Wer ihn pfleglich behandelt und mit sich selbst im Einklang ist, wird lange Freude an einem guten und schönen Gebäude haben, wo sich auch die Seele drin wohlfühlt.

Wie die Realität aussieht haben wir ja oben schon gehabt:
„Aber meine Ernährung ist doch nicht schlecht! Ich kaufe regelmäßig frisches Obst und Gemüse im Supermarkt und koche auch frisch.“

An und für sich ist das schon mal ein sehr guter Anfang.
Schaut man sich entsprechende Statistiken an über den Vitalstoffgehalt, werden wir aber feststellen, dass selbst Obst und Gemüse, das uns so gesund und nachhaltig angeboten wird, gar nicht mehr so sehr zu einer gesunden Ernährung beitragen kann, wie wir es eigentlich vermuten!

Und woran liegt das Ganze nun?

Bei unserer Gesundheit und den heutigen Problemen damit, kommen natürlich noch andere Faktoren dazu außer der Ernährung, wie z.

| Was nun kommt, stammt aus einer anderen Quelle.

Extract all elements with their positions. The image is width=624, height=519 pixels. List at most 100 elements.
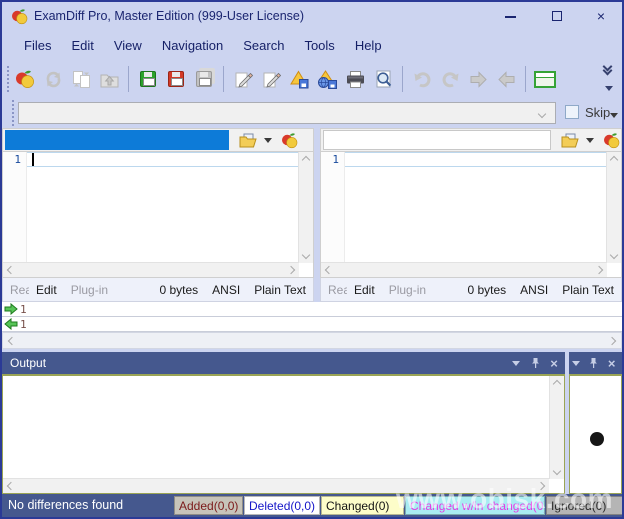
undo-icon[interactable]: [409, 65, 435, 93]
left-readonly-indicator[interactable]: Read: [3, 283, 29, 297]
menu-search[interactable]: Search: [233, 34, 294, 57]
skip-checkbox[interactable]: [565, 105, 579, 119]
right-plugin-indicator[interactable]: Plug-in: [382, 283, 433, 297]
menu-navigation[interactable]: Navigation: [152, 34, 233, 57]
redo-icon[interactable]: [437, 65, 463, 93]
right-encoding: ANSI: [513, 283, 555, 297]
right-recent-files-caret-icon[interactable]: [586, 138, 594, 143]
menu-files[interactable]: Files: [14, 34, 61, 57]
right-horizontal-scrollbar[interactable]: [321, 262, 607, 277]
edit-first-file-icon[interactable]: [230, 65, 256, 93]
combobox-dropdown-icon[interactable]: [538, 110, 546, 118]
inspector-horizontal-scrollbar[interactable]: [2, 332, 622, 349]
compare-bar-grip[interactable]: [12, 100, 16, 126]
right-current-line: [345, 152, 607, 167]
overview-position-dot: [590, 432, 604, 446]
skip-label: Skip: [585, 102, 610, 124]
left-vertical-scrollbar[interactable]: [298, 152, 313, 263]
menu-view[interactable]: View: [104, 34, 152, 57]
left-pane-header: [2, 128, 314, 152]
changed-count-badge: Changed(0): [321, 496, 404, 515]
menu-help[interactable]: Help: [345, 34, 392, 57]
copy-right-arrow-icon[interactable]: [4, 303, 18, 315]
inspector-left-line-number: 1: [20, 303, 27, 316]
print-icon[interactable]: [342, 65, 368, 93]
save-differences-as-html-icon[interactable]: [314, 65, 340, 93]
overview-content[interactable]: [569, 374, 622, 494]
output-horizontal-scrollbar[interactable]: [3, 478, 549, 493]
left-edit-indicator[interactable]: Edit: [29, 283, 64, 297]
overview-menu-caret-icon[interactable]: [569, 355, 584, 371]
inspector-right-line-number: 1: [20, 318, 27, 331]
title-bar[interactable]: ExamDiff Pro, Master Edition (999-User L…: [2, 2, 622, 30]
output-menu-caret-icon[interactable]: [508, 355, 524, 371]
deleted-count-badge: Deleted(0,0): [244, 496, 320, 515]
left-plugin-indicator[interactable]: Plug-in: [64, 283, 115, 297]
output-pin-icon[interactable]: [527, 355, 543, 371]
left-file-size: 0 bytes: [152, 283, 205, 297]
inspector-row-right-line[interactable]: 1: [2, 317, 622, 332]
save-both-files-icon[interactable]: [191, 65, 217, 93]
app-logo-icon: [11, 8, 28, 25]
show-file-comparison-icon[interactable]: [532, 65, 558, 93]
save-second-file-icon[interactable]: [163, 65, 189, 93]
compare-combobox[interactable]: [18, 102, 556, 124]
examdiff-window: ExamDiff Pro, Master Edition (999-User L…: [0, 0, 624, 519]
output-close-icon[interactable]: ×: [546, 355, 562, 371]
previous-difference-icon[interactable]: [493, 65, 519, 93]
right-open-file-icon[interactable]: [561, 133, 579, 148]
output-title-bar[interactable]: Output ×: [2, 352, 565, 374]
text-cursor: [32, 153, 34, 166]
left-pane-status-bar: Read Edit Plug-in 0 bytes ANSI Plain Tex…: [2, 278, 314, 302]
toolbar-options-caret-icon[interactable]: [605, 86, 613, 91]
overview-pin-icon[interactable]: [587, 355, 602, 371]
right-vertical-scrollbar[interactable]: [606, 152, 621, 263]
left-current-line: [27, 152, 299, 167]
right-readonly-indicator[interactable]: Read: [321, 283, 347, 297]
close-button[interactable]: ×: [588, 2, 614, 30]
right-syntax: Plain Text: [555, 283, 621, 297]
toolbar-overflow: [602, 62, 618, 96]
skip-options-caret-icon[interactable]: [610, 113, 618, 118]
right-compare-icon[interactable]: [603, 132, 620, 149]
left-horizontal-scrollbar[interactable]: [3, 262, 299, 277]
left-file-name-box[interactable]: [5, 130, 229, 150]
inspector-row-left-line[interactable]: 1: [2, 302, 622, 317]
open-files-icon[interactable]: [96, 65, 122, 93]
menu-tools[interactable]: Tools: [294, 34, 344, 57]
toolbar-separator: [525, 66, 526, 92]
swap-panes-icon[interactable]: [68, 65, 94, 93]
overview-panel: ×: [569, 352, 622, 494]
left-compare-icon[interactable]: [281, 132, 298, 149]
minimize-button[interactable]: [498, 2, 524, 30]
toolbar-grip[interactable]: [7, 66, 11, 92]
left-open-file-icon[interactable]: [239, 133, 257, 148]
overview-close-icon[interactable]: ×: [604, 355, 619, 371]
toolbar-overflow-chevron-icon[interactable]: [604, 66, 611, 74]
toolbar-separator: [223, 66, 224, 92]
menu-edit[interactable]: Edit: [61, 34, 103, 57]
output-vertical-scrollbar[interactable]: [549, 376, 564, 479]
edit-second-file-icon[interactable]: [258, 65, 284, 93]
overview-title-bar[interactable]: ×: [569, 352, 622, 374]
left-encoding: ANSI: [205, 283, 247, 297]
right-edit-indicator[interactable]: Edit: [347, 283, 382, 297]
save-differences-icon[interactable]: [286, 65, 312, 93]
right-editor[interactable]: 1: [320, 152, 622, 278]
next-difference-icon[interactable]: [465, 65, 491, 93]
left-syntax: Plain Text: [247, 283, 313, 297]
right-pane: 1 Read Edit Plug-in 0 bytes ANSI Plain T…: [320, 128, 622, 302]
output-content[interactable]: [2, 374, 565, 494]
left-editor[interactable]: 1: [2, 152, 314, 278]
refresh-icon[interactable]: [40, 65, 66, 93]
changed-within-changed-count-badge: Changed w/in changed(0): [405, 496, 545, 515]
left-recent-files-caret-icon[interactable]: [264, 138, 272, 143]
compare-files-icon[interactable]: [12, 65, 38, 93]
right-line-number: 1: [332, 153, 339, 166]
copy-left-arrow-icon[interactable]: [4, 318, 18, 330]
maximize-button[interactable]: [544, 2, 570, 30]
right-file-name-box[interactable]: [323, 130, 551, 150]
save-first-file-icon[interactable]: [135, 65, 161, 93]
toolbar-separator: [128, 66, 129, 92]
print-preview-icon[interactable]: [370, 65, 396, 93]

B. W- Lan, Funkstrahlungen, Abgase, Medikamente (und ihre Rückstände ) und ein ganz grosser Posten belegt Stress!

1: Im Laufe unseres industriellen Zeitalters wurde immer mehr und mehr Landwirtschaft geschaffen.
Früher war es so dass auf einem Acker in dem einen Jahr zum Beispiel Weizen angepflanzt wurde, im darauffolgenden dann Kartoffeln und so weiter.
Die verschiedenen Bepflanzungen wurden von Jahr zu Jahr gewechselt.
Heute wird auf einem Feld eine Sorte gepflanzt.
Die Monokultur wurde geboren.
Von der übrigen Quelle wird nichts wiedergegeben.